Okay,
Right now something inside of you is sounding the alarm.
You don't have to make it stop,
Just be with me here now.
Taking a deep breath in through your nose and holding it for 5,
4,
3,
2,
1 and exhale.
Exhale,
Nice long exhale.
You've got this.
In breath again through your nose,
Holding it for 5,
4,
3,
2,
1 and exhale,
Long exhale.
And one more time in breath through the nose,
Holding it for 5,
4,
3,
2,
1 and exhale,
Relax.
Nice long out breath.
And continue as I gently talk to you because right here and now,
Your body is trying to protect you,
Even if it gets the signal wrong,
Which sometimes our bodies do,
Let's show it that we're safe enough here.
Take a look around you.
As you're continuing to do this breath,
Exhale for a little longer.
Name one thing that you can see.
Name it.
There you go.
Now one thing you can touch,
Get a sense of that wherever it is.
Name that thing that you can touch.
One thing that you can hear.
What's that that you can hear?
Good job.
You are here now with me.
You are here with you.
You've got this.
You've done this before and you'll be able to do this again.
This is a wave and it's passing.
Not because you are forcing it,
But because you're starting to be okay with the wave.
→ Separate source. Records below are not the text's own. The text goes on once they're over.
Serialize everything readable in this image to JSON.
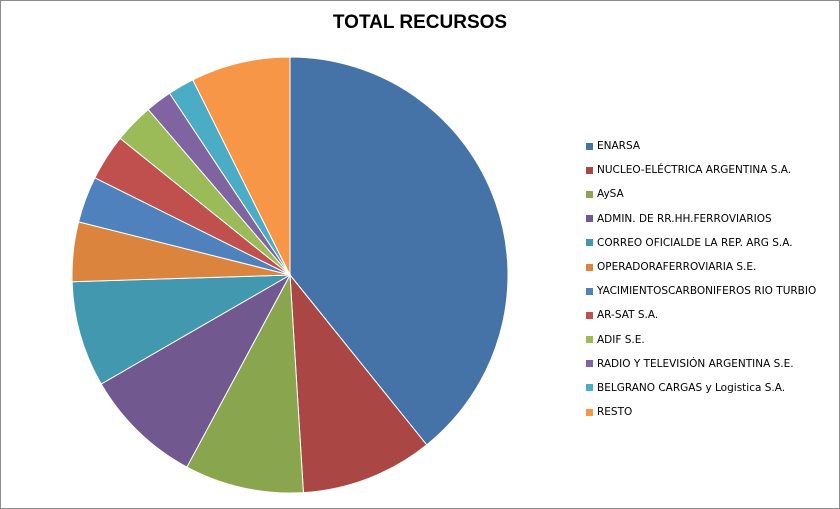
{
  "chart_data": {
    "type": "pie",
    "title": "TOTAL RECURSOS",
    "legend_position": "right",
    "slices": [
      {
        "label": "ENARSA",
        "value": 40.0,
        "color": "#4572A7"
      },
      {
        "label": "NUCLEO-ELÉCTRICA ARGENTINA S.A.",
        "value": 10.0,
        "color": "#AA4643"
      },
      {
        "label": "AySA",
        "value": 9.0,
        "color": "#89A54E"
      },
      {
        "label": "ADMIN. DE RR.HH.FERROVIARIOS",
        "value": 9.0,
        "color": "#71588F"
      },
      {
        "label": "CORREO OFICIALDE LA REP. ARG S.A.",
        "value": 8.0,
        "color": "#4198AF"
      },
      {
        "label": "OPERADORAFERROVIARIA S.E.",
        "value": 4.5,
        "color": "#DB843D"
      },
      {
        "label": "YACIMIENTOSCARBONIFEROS RIO TURBIO",
        "value": 3.5,
        "color": "#4F81BD"
      },
      {
        "label": "AR-SAT S.A.",
        "value": 3.5,
        "color": "#C0504D"
      },
      {
        "label": "ADIF S.E.",
        "value": 3.0,
        "color": "#9BBB59"
      },
      {
        "label": "RADIO Y TELEVISIÓN ARGENTINA S.E.",
        "value": 2.0,
        "color": "#8064A2"
      },
      {
        "label": "BELGRANO CARGAS y Logistica S.A.",
        "value": 2.0,
        "color": "#4BACC6"
      },
      {
        "label": "RESTO",
        "value": 7.5,
        "color": "#F79646"
      }
    ]
  }
}
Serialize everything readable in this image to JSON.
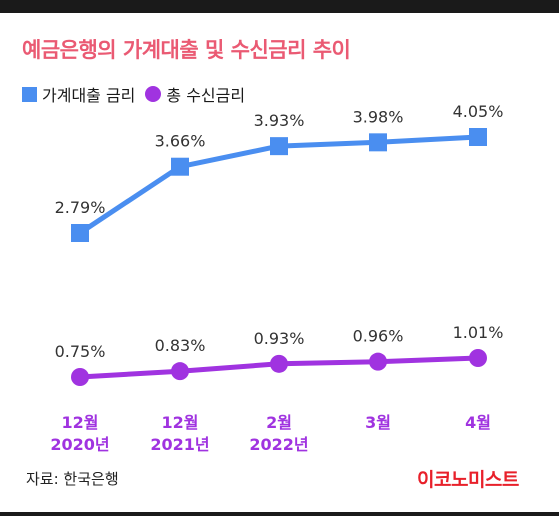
{
  "title": "예금은행의 가계대출 및 수신금리 추이",
  "legend": {
    "series1": "가계대출 금리",
    "series2": "총 수신금리"
  },
  "source": "자료: 한국은행",
  "logo": "이코노미스트",
  "colors": {
    "title": "#ea5a73",
    "series1": "#4a8ef0",
    "series2": "#a033e0",
    "label_purple": "#a033e0",
    "logo": "#e8202a"
  },
  "chart_data": {
    "type": "line",
    "title": "예금은행의 가계대출 및 수신금리 추이",
    "categories": [
      "12월\n2020년",
      "12월\n2021년",
      "2월\n2022년",
      "3월",
      "4월"
    ],
    "series": [
      {
        "name": "가계대출 금리",
        "values": [
          2.79,
          3.66,
          3.93,
          3.98,
          4.05
        ],
        "labels": [
          "2.79%",
          "3.66%",
          "3.93%",
          "3.98%",
          "4.05%"
        ]
      },
      {
        "name": "총 수신금리",
        "values": [
          0.75,
          0.83,
          0.93,
          0.96,
          1.01
        ],
        "labels": [
          "0.75%",
          "0.83%",
          "0.93%",
          "0.96%",
          "1.01%"
        ]
      }
    ],
    "grid": false,
    "legend_position": "top-left"
  }
}
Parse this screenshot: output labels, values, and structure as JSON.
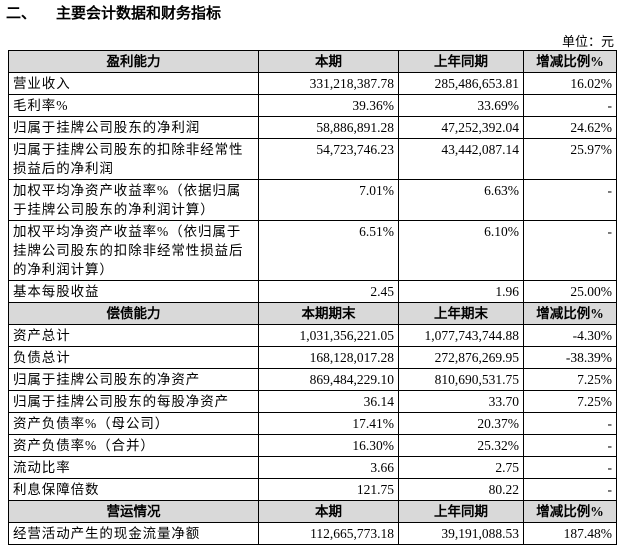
{
  "section_number": "二、",
  "title": "主要会计数据和财务指标",
  "unit": "单位：元",
  "sections": [
    {
      "header": [
        "盈利能力",
        "本期",
        "上年同期",
        "增减比例%"
      ],
      "rows": [
        [
          "营业收入",
          "331,218,387.78",
          "285,486,653.81",
          "16.02%"
        ],
        [
          "毛利率%",
          "39.36%",
          "33.69%",
          "-"
        ],
        [
          "归属于挂牌公司股东的净利润",
          "58,886,891.28",
          "47,252,392.04",
          "24.62%"
        ],
        [
          "归属于挂牌公司股东的扣除非经常性损益后的净利润",
          "54,723,746.23",
          "43,442,087.14",
          "25.97%"
        ],
        [
          "加权平均净资产收益率%（依据归属于挂牌公司股东的净利润计算）",
          "7.01%",
          "6.63%",
          "-"
        ],
        [
          "加权平均净资产收益率%（依归属于挂牌公司股东的扣除非经常性损益后的净利润计算）",
          "6.51%",
          "6.10%",
          "-"
        ],
        [
          "基本每股收益",
          "2.45",
          "1.96",
          "25.00%"
        ]
      ]
    },
    {
      "header": [
        "偿债能力",
        "本期期末",
        "上年期末",
        "增减比例%"
      ],
      "rows": [
        [
          "资产总计",
          "1,031,356,221.05",
          "1,077,743,744.88",
          "-4.30%"
        ],
        [
          "负债总计",
          "168,128,017.28",
          "272,876,269.95",
          "-38.39%"
        ],
        [
          "归属于挂牌公司股东的净资产",
          "869,484,229.10",
          "810,690,531.75",
          "7.25%"
        ],
        [
          "归属于挂牌公司股东的每股净资产",
          "36.14",
          "33.70",
          "7.25%"
        ],
        [
          "资产负债率%（母公司）",
          "17.41%",
          "20.37%",
          "-"
        ],
        [
          "资产负债率%（合并）",
          "16.30%",
          "25.32%",
          "-"
        ],
        [
          "流动比率",
          "3.66",
          "2.75",
          "-"
        ],
        [
          "利息保障倍数",
          "121.75",
          "80.22",
          "-"
        ]
      ]
    },
    {
      "header": [
        "营运情况",
        "本期",
        "上年同期",
        "增减比例%"
      ],
      "rows": [
        [
          "经营活动产生的现金流量净额",
          "112,665,773.18",
          "39,191,088.53",
          "187.48%"
        ]
      ]
    }
  ]
}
Because all waves eventually settle.
Staying with this in-breath,
Holding and out-breath.
When panic rises,
Your body's not malfunctioning,
It's trying to protect you.
The nervous system has one job,
Detect a threat and keep you alive.
Panic is the body's false alarm.
You've got this.
You can nurture yourself.
What's it like to just say to yourself,
I'm here for me right now.
I'm here for me as I do this breathing pattern of in,
Holding and out a little longer.
So soothing,
Helps us get through stressful,
Confusing times.
And so this is about making space for whatever it is that you're experiencing.
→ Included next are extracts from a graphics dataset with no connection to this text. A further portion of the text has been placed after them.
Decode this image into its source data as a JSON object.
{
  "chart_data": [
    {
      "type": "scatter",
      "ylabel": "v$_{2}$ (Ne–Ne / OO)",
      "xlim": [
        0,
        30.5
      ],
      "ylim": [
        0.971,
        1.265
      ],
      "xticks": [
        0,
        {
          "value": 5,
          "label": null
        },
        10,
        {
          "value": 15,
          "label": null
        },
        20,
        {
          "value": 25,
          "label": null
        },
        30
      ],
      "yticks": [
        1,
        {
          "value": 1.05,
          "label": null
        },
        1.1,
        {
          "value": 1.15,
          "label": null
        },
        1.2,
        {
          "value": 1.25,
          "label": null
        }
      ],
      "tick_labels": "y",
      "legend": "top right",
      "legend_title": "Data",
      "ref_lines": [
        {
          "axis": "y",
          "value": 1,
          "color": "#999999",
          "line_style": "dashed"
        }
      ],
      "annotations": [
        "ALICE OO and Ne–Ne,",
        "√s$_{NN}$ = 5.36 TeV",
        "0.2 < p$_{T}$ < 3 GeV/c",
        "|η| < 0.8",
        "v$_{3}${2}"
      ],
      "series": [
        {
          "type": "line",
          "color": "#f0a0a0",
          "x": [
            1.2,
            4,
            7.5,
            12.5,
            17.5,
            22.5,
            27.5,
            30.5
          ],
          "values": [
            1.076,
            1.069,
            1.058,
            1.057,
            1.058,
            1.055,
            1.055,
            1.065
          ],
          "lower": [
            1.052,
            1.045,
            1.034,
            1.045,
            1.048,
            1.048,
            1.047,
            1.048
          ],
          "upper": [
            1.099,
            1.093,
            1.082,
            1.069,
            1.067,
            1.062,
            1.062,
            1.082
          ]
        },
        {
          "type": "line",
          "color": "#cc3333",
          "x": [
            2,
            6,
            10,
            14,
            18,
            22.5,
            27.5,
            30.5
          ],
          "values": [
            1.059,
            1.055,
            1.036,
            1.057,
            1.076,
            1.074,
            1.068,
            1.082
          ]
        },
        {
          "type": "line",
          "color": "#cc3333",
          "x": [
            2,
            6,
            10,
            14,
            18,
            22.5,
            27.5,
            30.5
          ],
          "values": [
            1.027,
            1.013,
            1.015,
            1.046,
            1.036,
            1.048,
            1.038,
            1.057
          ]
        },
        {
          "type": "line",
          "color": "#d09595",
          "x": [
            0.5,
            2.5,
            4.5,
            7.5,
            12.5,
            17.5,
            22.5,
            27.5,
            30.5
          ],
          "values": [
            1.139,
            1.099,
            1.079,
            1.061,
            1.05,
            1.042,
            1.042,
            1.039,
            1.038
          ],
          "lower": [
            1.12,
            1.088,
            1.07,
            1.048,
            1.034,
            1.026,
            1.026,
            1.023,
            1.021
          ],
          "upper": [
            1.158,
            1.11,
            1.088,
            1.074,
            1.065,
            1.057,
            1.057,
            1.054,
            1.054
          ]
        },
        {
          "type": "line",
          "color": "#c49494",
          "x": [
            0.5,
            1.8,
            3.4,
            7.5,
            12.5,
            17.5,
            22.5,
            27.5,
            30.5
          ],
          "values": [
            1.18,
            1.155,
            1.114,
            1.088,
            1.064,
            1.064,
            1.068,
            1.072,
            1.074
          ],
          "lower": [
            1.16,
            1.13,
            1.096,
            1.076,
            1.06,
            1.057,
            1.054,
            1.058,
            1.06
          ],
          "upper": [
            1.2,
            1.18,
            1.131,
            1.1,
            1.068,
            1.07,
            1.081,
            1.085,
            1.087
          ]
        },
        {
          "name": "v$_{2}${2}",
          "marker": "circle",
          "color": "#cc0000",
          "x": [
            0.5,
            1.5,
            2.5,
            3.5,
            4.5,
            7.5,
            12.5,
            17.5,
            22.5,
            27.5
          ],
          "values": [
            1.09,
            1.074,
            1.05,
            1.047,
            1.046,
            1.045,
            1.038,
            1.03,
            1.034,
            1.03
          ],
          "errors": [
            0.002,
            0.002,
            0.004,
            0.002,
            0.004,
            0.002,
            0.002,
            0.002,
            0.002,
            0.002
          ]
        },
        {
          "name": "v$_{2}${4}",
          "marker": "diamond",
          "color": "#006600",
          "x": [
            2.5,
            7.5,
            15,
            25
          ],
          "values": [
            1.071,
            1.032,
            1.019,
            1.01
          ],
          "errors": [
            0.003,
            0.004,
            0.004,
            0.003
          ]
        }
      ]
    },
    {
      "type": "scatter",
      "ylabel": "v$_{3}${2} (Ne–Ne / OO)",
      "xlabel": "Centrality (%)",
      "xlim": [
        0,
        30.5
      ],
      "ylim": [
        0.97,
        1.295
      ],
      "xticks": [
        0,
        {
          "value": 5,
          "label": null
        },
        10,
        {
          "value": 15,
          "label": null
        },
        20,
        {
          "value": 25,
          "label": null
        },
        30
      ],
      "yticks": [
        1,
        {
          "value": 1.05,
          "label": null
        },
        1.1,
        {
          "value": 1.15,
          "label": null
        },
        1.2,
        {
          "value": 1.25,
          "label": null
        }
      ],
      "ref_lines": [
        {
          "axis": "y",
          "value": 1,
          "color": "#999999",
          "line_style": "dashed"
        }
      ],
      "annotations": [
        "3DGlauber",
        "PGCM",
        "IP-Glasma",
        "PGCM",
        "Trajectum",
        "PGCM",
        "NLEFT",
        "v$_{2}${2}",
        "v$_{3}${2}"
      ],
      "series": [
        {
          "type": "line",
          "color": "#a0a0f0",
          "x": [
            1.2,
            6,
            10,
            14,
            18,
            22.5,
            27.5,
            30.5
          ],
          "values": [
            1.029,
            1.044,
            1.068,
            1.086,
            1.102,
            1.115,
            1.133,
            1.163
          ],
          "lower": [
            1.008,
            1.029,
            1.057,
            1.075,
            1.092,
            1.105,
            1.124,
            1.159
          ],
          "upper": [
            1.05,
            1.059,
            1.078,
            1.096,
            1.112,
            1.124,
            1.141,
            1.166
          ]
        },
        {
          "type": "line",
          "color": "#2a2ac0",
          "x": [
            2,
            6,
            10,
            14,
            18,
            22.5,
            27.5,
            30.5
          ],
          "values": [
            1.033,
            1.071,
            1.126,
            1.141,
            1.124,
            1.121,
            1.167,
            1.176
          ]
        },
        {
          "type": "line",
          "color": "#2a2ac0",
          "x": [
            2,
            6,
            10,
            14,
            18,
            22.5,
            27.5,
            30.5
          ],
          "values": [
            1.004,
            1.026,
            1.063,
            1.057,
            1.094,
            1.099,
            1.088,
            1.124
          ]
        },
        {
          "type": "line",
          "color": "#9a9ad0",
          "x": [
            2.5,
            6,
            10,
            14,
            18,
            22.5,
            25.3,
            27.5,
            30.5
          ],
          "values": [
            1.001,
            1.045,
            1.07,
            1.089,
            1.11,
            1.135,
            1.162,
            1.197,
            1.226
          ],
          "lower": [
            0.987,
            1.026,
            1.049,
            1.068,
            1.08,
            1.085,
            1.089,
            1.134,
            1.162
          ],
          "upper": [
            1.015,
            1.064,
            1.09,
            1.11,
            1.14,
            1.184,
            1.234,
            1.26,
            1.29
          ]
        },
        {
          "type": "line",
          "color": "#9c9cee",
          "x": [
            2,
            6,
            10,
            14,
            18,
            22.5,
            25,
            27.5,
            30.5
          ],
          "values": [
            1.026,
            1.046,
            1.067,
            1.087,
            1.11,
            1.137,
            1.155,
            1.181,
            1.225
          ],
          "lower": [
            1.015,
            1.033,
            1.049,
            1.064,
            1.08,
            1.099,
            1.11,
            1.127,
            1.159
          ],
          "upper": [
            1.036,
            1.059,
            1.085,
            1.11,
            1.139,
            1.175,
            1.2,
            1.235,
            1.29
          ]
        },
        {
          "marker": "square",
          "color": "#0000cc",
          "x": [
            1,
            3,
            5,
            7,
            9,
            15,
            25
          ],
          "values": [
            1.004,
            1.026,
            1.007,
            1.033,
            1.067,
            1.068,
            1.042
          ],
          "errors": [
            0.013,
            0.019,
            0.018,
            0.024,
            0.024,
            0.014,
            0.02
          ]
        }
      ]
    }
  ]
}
You'll naturally notice tension and resistance because you're in this state of overwhelm.
Reconnect to whatever is safe in this moment,
Your breath,
The surroundings.
And what's it like to just gently say to yourself once more,
I'm here for me right now.
I've got this.
I've got this.
And the more I practice this for the time when these things are overwhelming for me,
The better I get at overcoming this.